“You may have tangible wealth untold:
Caskets of jewels and coffers of gold.
Richer than I you can never be -
I had a Mother who read to me”.
(Strickland Gilliaia)
Our Mother read to us. Through the long winter nights she turned page after page and took us on journeys to enchanted places filled with fairy tale castles, dragons, witches, and exotic adventures.
There was one book that was among my favorites. A slim scarlet volume titled GRANNY’S WONDERFUL CHAIR, by Francis Browne - a series of stories with prose so beautiful it reads like poetry. The book is about a little girl left alone by her grandmother. The grandmother tells her “when you feel lonely lay your head gently down on the cushion of the arm-chair, and say “Chair of my grandmother tell me a story.”
Several house moves and the book simply disappeared. I never forgot the book . I looked for it for years. I searched used book stores the length and breadth of Canada. It was printed in England so I searched musty book stores in London and Edinburgh, tiny villages in the south of England and windswept towns in the North of Scotland. To no avail.
Many lives ago in a conversation with a fellow television writer I discovered she had a copy of the book. I offered her $100 for it. At that time a week’s salary. She cherished it as much as I wanted it, and no amount of money could tempt her to part with her copy of GRANNY’S WONDERFUL CHAIR.
More than forty years later I discovered an old bookstore McLeod’s on Pender Street in Vancouver. Again and again I returned to the book store, always leaving with a book but never the one I sought.
McLeod’s children’s book section was to the right of their entrance. I ALWAYS turned right first. One day I saw a tiny red book leaning casually against its friends. I circled the shelf watching the book out of the corner of my eye. My heart beat faster, my mouth was dry, my hands trembled as I finally reached for GRANNY’S WONDERFUL CHAIR.
There’s two parts to this tale of GRANNY’S WONDERFUL CHAIR. Many many years before I found my book my daughter and I attended an estate auction. We had successfully bid on a few items when this magnificent chair came out. It was adorned with needle point and had a matching stool. The frame was elaborately carved mahogany and it had wheels. The chair looked a little well-worn and well-loved. I too fell in love. When I got this most elegant of chairs home I realized what I had done. I had bought Dame Frostyface’s wonderful chair.

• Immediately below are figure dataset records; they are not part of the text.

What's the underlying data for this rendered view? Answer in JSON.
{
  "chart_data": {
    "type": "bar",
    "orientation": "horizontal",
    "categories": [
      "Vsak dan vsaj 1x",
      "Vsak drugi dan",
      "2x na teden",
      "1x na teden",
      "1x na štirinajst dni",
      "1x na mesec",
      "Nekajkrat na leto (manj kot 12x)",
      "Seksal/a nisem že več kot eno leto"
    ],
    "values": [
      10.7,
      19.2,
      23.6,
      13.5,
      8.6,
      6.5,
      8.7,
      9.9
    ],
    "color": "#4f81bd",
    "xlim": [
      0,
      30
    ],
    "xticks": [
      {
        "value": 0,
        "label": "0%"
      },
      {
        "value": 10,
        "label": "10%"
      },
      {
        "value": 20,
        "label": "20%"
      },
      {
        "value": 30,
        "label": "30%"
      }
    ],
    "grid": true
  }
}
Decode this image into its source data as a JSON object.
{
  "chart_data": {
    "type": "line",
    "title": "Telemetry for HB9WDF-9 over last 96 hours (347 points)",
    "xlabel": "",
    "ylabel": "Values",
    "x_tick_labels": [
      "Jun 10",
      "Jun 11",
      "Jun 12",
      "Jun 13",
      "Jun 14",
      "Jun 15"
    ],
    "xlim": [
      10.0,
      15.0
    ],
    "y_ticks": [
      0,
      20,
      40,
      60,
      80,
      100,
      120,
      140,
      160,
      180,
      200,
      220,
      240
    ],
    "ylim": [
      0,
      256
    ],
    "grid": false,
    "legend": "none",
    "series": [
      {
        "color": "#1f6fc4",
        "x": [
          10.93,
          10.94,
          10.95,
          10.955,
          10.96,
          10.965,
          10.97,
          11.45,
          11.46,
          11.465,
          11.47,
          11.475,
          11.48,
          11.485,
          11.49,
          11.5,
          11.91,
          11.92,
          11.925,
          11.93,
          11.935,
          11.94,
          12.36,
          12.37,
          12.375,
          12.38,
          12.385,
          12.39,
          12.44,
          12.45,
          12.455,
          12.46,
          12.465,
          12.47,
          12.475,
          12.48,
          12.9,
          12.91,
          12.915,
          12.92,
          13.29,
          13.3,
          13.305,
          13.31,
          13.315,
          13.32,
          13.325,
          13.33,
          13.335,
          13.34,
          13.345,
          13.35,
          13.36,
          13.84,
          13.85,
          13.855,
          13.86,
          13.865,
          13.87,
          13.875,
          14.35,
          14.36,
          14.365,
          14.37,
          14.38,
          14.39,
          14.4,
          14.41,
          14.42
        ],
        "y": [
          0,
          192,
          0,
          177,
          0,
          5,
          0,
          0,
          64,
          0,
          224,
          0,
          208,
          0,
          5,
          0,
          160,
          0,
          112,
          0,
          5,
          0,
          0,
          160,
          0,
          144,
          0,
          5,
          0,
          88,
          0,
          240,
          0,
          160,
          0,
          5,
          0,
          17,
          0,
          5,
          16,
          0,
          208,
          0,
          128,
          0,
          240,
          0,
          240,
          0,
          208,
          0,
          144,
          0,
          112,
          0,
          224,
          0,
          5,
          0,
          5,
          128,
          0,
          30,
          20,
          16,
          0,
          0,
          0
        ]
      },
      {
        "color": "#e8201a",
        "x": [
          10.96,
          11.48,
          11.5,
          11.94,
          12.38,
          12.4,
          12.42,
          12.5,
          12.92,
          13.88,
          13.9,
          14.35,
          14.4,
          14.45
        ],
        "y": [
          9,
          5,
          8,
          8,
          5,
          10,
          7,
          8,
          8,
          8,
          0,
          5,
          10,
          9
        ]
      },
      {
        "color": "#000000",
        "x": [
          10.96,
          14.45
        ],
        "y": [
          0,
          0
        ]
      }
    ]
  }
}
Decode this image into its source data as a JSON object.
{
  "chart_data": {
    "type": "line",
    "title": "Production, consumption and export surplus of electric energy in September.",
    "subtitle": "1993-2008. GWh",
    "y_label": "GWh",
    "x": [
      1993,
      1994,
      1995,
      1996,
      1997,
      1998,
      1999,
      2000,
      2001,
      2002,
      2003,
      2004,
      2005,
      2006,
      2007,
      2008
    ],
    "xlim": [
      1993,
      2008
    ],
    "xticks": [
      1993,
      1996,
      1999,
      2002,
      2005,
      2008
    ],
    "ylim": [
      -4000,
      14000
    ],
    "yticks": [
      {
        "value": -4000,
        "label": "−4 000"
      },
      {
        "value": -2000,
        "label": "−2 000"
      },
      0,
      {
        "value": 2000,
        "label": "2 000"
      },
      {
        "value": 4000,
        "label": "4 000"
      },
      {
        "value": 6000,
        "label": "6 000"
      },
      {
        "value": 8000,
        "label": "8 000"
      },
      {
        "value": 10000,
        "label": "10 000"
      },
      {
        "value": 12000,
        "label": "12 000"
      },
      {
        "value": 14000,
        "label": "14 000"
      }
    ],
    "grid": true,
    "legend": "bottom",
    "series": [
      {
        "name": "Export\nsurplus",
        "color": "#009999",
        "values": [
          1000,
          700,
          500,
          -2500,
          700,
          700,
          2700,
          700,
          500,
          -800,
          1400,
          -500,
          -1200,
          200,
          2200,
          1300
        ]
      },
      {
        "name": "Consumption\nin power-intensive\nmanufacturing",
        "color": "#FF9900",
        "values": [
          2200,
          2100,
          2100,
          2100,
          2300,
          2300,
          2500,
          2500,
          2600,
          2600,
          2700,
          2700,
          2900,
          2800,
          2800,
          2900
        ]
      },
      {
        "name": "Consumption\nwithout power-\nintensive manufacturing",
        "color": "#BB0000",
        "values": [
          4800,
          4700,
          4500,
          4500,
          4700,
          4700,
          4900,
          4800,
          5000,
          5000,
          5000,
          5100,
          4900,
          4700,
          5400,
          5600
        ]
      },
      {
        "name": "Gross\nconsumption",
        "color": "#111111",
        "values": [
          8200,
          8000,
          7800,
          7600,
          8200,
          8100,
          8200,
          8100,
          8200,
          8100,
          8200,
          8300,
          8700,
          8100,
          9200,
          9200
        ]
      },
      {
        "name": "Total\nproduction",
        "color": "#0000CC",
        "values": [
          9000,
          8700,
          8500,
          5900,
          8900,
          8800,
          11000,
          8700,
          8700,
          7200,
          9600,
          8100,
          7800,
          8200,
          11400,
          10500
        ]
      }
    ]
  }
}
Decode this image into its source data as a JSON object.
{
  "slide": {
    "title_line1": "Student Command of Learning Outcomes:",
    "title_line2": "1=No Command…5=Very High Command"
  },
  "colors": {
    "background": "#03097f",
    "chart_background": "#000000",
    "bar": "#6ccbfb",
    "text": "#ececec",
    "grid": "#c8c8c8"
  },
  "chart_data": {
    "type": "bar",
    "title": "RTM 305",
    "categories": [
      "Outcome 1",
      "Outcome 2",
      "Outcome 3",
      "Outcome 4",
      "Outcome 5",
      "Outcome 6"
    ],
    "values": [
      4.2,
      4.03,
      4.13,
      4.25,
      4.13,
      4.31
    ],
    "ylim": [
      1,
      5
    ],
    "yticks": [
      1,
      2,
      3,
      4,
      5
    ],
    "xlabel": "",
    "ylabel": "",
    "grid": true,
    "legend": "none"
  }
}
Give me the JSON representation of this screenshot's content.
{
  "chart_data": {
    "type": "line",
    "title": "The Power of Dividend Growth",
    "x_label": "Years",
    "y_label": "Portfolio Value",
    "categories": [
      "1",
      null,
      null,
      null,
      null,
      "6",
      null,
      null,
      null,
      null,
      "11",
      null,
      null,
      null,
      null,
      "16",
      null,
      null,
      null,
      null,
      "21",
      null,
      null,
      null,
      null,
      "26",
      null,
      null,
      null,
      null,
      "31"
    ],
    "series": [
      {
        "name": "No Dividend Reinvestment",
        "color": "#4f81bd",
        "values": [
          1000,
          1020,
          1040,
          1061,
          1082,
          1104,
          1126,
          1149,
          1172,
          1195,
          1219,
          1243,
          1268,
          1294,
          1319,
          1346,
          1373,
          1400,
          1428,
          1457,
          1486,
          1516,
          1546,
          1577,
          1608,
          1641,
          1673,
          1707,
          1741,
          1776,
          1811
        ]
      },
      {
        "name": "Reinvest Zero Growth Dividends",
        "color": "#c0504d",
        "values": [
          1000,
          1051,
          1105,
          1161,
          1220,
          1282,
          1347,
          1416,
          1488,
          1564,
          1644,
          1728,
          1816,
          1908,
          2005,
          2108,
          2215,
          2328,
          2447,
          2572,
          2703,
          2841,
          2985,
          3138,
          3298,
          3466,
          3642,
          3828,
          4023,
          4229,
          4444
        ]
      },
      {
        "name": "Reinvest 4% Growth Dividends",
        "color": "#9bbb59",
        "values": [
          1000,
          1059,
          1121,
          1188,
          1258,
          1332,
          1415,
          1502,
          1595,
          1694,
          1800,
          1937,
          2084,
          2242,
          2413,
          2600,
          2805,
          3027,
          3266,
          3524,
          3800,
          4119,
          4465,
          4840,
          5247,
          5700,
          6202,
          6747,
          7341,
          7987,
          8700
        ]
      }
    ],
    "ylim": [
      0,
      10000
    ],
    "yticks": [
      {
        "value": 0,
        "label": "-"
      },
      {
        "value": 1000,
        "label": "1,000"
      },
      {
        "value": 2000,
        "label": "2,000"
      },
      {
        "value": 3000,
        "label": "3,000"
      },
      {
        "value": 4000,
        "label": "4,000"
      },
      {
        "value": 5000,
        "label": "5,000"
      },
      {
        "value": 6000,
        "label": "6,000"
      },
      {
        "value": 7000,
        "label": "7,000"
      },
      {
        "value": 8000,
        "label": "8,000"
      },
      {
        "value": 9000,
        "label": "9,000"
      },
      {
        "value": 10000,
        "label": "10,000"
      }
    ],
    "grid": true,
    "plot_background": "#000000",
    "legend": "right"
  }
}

“…the only good piece of furniture in the cottage was a great arm-chair with wheels on its feet, a black velvet cushion, and many curious carvings of flowers and fawns on its dark oaken back. On that chair Dame Frostyface sat spinning from morning til night to maintain herself and her granddaughter.”
Francis Browne the author of this book published in 1906 was a poet, and blind.
“ Each little tale has its own picturesque setting, its own vividly realized scenery. Her power of visualization would be easy to understand had she become blind in the later years of her life, when the beauties of the physical world were impressed on her mind ; but Frances Browne was blind from infancy.
Whence came her vision of the old woman who weaved her own hair into grey cloth at a crazy loom; of the fortified city in the plain, with cornfields and villages; of floors of ebony and ceilings of silver; of swallows that built-in the eaves while the daisies grew thick at the door”.
I can not but help believe some small bit of magic dust clings to each word I read aloud from this book.
I have the dearest of friend who became extremely ill. I read out loud to her the stories from GRANNY’S WONDERFUL CHAIR . The hospital bed, the pain, seemed to disappear as the words encircled the room and took her to another place.
Like all good fairy tales, this story also had a happy ending.